CDSCO approves durvalumab with FLOT for resectable gastric and GEJ cancer in India
Approval based on phase III MATTERHORN study supports perioperative use
AstraZeneca Pharma India announced that the Central Drugs Standard Control Organisation (CDSCO) has approved durvalumab in combination with FLOT chemotherapy (fluorouracil, leucovorin, oxaliplatin and docetaxel) as a perioperative immunotherapy option for adult patients with resectable gastric or gastroesophageal junction adenocarcinoma.
The approval is based on results from the phase III MATTERHORN study and allows the use of durvalumab with FLOT chemotherapy in the neoadjuvant and adjuvant settings, followed by single-agent durvalumab. The regimen represents a perioperative treatment approach intended to address recurrence risk and survival outcomes.
Gastric cancer is reported as the seventh most common cancer in India, with over 64,000 new cases diagnosed each year, and is listed as the sixth leading cause of cancer-related deaths. Around half of gastric and gastroesophageal junction cancers are diagnosed at a resectable stage, where surgery combined with perioperative chemotherapy is the standard of care. Despite treatment with FLOT, five-year survival remains below 50 per cent, with recurrence occurring within two years of surgery in many cases.
Praveen Rao Akkinepally, Country President and Managing Director, AstraZeneca Pharma India Limited, said, “We are transforming cancer care in India.

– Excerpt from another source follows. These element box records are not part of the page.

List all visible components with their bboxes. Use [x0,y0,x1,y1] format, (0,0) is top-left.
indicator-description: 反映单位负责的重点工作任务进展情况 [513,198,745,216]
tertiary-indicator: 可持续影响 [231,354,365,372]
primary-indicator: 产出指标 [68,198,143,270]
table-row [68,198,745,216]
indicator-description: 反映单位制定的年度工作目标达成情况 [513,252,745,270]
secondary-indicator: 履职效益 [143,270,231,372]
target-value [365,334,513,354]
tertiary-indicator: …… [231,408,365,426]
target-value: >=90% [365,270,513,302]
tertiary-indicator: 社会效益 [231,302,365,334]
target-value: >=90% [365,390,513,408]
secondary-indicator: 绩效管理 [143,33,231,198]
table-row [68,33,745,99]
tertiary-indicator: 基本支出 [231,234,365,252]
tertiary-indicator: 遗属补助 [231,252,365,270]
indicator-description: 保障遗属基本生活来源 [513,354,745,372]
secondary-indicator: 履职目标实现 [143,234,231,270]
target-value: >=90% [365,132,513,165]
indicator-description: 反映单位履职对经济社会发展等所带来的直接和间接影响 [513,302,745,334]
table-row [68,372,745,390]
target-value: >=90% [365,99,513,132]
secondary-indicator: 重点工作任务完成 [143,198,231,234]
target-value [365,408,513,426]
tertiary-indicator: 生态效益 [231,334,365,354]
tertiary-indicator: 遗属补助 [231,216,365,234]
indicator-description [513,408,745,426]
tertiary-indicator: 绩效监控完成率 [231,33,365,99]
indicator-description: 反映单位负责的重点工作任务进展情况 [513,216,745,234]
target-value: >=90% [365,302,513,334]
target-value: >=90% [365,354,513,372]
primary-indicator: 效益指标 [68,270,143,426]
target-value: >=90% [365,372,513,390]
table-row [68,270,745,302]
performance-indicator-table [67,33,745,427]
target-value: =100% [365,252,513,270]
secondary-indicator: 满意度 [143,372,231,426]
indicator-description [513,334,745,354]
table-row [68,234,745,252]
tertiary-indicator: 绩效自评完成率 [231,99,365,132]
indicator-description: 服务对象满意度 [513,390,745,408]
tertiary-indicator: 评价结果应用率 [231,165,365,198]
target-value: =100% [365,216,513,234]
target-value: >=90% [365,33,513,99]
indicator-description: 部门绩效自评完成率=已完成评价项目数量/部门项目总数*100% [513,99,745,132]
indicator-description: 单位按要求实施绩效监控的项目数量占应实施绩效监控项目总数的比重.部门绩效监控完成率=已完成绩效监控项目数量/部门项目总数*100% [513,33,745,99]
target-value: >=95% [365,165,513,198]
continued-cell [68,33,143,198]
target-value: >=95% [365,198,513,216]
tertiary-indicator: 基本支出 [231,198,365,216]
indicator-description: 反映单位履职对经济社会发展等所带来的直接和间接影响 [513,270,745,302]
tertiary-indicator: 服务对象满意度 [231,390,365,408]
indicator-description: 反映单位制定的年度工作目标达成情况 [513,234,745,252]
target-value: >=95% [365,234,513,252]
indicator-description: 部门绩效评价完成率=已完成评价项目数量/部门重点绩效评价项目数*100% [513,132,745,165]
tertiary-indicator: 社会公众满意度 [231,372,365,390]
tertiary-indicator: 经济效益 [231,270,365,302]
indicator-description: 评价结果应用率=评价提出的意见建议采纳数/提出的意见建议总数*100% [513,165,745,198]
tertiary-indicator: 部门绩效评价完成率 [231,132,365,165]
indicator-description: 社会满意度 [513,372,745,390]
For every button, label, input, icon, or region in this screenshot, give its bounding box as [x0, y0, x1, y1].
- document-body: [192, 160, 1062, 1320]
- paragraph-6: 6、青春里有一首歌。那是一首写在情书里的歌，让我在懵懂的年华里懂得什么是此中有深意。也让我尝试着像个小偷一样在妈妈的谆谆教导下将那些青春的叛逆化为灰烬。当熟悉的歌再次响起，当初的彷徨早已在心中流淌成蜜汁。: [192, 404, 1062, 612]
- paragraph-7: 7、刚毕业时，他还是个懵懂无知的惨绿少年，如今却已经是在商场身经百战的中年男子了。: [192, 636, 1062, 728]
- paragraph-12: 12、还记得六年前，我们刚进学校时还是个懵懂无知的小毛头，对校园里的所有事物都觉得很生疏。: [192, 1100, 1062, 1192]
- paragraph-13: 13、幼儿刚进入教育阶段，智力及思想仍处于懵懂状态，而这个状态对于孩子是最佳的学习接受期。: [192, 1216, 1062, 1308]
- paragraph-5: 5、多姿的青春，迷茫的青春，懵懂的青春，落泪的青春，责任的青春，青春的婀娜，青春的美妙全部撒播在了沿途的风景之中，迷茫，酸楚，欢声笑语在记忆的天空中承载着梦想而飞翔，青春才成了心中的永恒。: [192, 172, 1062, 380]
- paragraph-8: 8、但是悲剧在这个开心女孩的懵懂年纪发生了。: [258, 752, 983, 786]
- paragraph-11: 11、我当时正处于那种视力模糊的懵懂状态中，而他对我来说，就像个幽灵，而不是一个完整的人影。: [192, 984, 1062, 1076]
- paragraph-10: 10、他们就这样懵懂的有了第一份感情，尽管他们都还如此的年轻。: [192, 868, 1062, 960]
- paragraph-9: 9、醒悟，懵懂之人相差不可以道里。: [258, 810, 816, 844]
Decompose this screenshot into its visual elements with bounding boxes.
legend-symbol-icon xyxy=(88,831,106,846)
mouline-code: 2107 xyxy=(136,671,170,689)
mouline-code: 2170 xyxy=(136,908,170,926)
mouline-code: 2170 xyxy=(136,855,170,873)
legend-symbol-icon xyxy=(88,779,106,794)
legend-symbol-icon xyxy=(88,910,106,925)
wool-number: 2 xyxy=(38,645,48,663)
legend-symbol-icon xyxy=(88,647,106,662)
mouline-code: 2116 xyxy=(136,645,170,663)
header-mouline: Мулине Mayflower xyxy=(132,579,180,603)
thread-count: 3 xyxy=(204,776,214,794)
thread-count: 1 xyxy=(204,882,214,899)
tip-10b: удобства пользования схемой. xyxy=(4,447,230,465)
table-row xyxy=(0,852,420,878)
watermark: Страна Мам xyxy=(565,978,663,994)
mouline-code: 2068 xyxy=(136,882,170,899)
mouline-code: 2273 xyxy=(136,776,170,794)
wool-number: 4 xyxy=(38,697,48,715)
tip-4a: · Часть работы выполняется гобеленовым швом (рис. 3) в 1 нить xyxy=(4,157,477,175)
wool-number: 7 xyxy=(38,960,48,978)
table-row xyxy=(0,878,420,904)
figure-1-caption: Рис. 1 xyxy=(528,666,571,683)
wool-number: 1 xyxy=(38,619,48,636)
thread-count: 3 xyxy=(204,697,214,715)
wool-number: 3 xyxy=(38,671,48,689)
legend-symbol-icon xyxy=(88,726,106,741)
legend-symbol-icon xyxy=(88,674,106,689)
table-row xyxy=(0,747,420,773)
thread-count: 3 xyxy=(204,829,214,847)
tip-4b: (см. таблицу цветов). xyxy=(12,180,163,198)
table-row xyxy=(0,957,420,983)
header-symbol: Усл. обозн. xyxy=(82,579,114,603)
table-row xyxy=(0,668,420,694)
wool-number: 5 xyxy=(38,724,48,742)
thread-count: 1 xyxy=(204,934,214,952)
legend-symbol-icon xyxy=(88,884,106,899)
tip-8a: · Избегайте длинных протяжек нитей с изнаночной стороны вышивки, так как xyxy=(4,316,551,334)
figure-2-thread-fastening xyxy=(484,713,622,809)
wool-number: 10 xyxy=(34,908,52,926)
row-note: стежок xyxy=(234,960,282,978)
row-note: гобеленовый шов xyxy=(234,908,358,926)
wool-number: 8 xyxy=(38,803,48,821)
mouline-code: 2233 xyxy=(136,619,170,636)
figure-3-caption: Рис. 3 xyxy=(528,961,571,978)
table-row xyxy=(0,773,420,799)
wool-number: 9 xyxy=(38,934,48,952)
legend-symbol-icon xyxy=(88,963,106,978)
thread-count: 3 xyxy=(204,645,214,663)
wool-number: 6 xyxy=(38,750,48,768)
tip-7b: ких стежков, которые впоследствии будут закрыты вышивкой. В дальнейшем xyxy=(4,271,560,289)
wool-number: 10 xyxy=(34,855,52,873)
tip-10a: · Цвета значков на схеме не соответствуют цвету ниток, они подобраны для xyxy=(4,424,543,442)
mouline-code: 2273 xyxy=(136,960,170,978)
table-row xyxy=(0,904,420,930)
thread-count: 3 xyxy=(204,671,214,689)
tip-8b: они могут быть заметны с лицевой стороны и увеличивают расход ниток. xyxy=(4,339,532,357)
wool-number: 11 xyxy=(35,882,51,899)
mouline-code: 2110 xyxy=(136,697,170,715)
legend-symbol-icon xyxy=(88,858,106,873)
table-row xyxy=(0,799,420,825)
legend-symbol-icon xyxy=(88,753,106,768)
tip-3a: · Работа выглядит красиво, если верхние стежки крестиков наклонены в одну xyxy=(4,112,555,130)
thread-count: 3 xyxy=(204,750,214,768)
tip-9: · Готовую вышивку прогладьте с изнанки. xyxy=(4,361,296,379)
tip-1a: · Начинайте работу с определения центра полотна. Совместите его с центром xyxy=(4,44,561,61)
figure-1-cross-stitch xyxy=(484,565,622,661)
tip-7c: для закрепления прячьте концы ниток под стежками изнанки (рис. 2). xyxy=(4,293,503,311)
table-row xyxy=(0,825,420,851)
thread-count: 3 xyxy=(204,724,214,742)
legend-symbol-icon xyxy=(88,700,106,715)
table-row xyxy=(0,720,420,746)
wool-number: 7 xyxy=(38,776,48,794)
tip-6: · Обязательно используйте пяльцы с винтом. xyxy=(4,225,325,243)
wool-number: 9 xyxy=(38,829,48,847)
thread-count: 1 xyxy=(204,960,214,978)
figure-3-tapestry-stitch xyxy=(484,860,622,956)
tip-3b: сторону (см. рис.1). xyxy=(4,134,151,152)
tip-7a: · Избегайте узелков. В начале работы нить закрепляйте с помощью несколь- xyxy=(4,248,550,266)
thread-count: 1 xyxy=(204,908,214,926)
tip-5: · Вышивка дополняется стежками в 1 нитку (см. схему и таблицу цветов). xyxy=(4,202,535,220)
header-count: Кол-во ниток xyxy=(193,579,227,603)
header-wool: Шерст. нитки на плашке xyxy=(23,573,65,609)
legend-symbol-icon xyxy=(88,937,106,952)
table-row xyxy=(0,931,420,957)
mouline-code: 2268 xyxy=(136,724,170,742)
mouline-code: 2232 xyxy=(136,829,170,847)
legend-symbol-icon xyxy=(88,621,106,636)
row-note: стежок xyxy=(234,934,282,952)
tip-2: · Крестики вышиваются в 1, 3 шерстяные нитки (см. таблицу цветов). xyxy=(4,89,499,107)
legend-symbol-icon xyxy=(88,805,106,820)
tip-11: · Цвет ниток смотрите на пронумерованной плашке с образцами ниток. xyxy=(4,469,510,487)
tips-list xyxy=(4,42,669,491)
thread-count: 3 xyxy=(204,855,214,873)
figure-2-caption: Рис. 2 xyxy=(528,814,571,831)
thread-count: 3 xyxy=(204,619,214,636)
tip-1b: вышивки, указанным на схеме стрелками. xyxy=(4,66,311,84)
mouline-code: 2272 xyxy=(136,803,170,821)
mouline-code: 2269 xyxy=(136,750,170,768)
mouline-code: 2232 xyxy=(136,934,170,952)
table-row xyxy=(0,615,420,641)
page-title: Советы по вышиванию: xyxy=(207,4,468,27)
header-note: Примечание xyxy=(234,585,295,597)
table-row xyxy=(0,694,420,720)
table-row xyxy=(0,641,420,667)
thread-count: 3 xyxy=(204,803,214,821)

Patients with resectable gastric and gastroesophageal junction cancers face high recurrence risk. Backed by the MATTERHORN study, this approval brings immunotherapy earlier in the treatment pathway, significantly improving survival. This milestone advances our purpose to address unmet needs and demonstrates the power of science-led innovation at earlier stages, where the potential for cure is greatest.”
In the MATTERHORN study, the addition of durvalumab to perioperative FLOT chemotherapy showed a 28 per cent reduction in the risk of event-free survival events or death compared with FLOT plus placebo, with a hazard ratio of 0.78 and a 95 per cent confidence interval of 0.63 to 0.96 (p=0.021). The study also reported a 21 per cent relative reduction in the risk of death. The safety profile of the combination was consistent with the known profiles of durvalumab and FLOT, with no new safety signals reported.
Durvalumab is a human immunoglobulin G1 kappa monoclonal antibody that blocks the interaction of programmed death-ligand 1 with programmed death-1 and CD80, supporting immune response through T-cell activation. AstraZeneca stated that the use of immunotherapy in the perioperative setting is intended to support treatment approaches in gastrointestinal cancers and patient outcomes in India.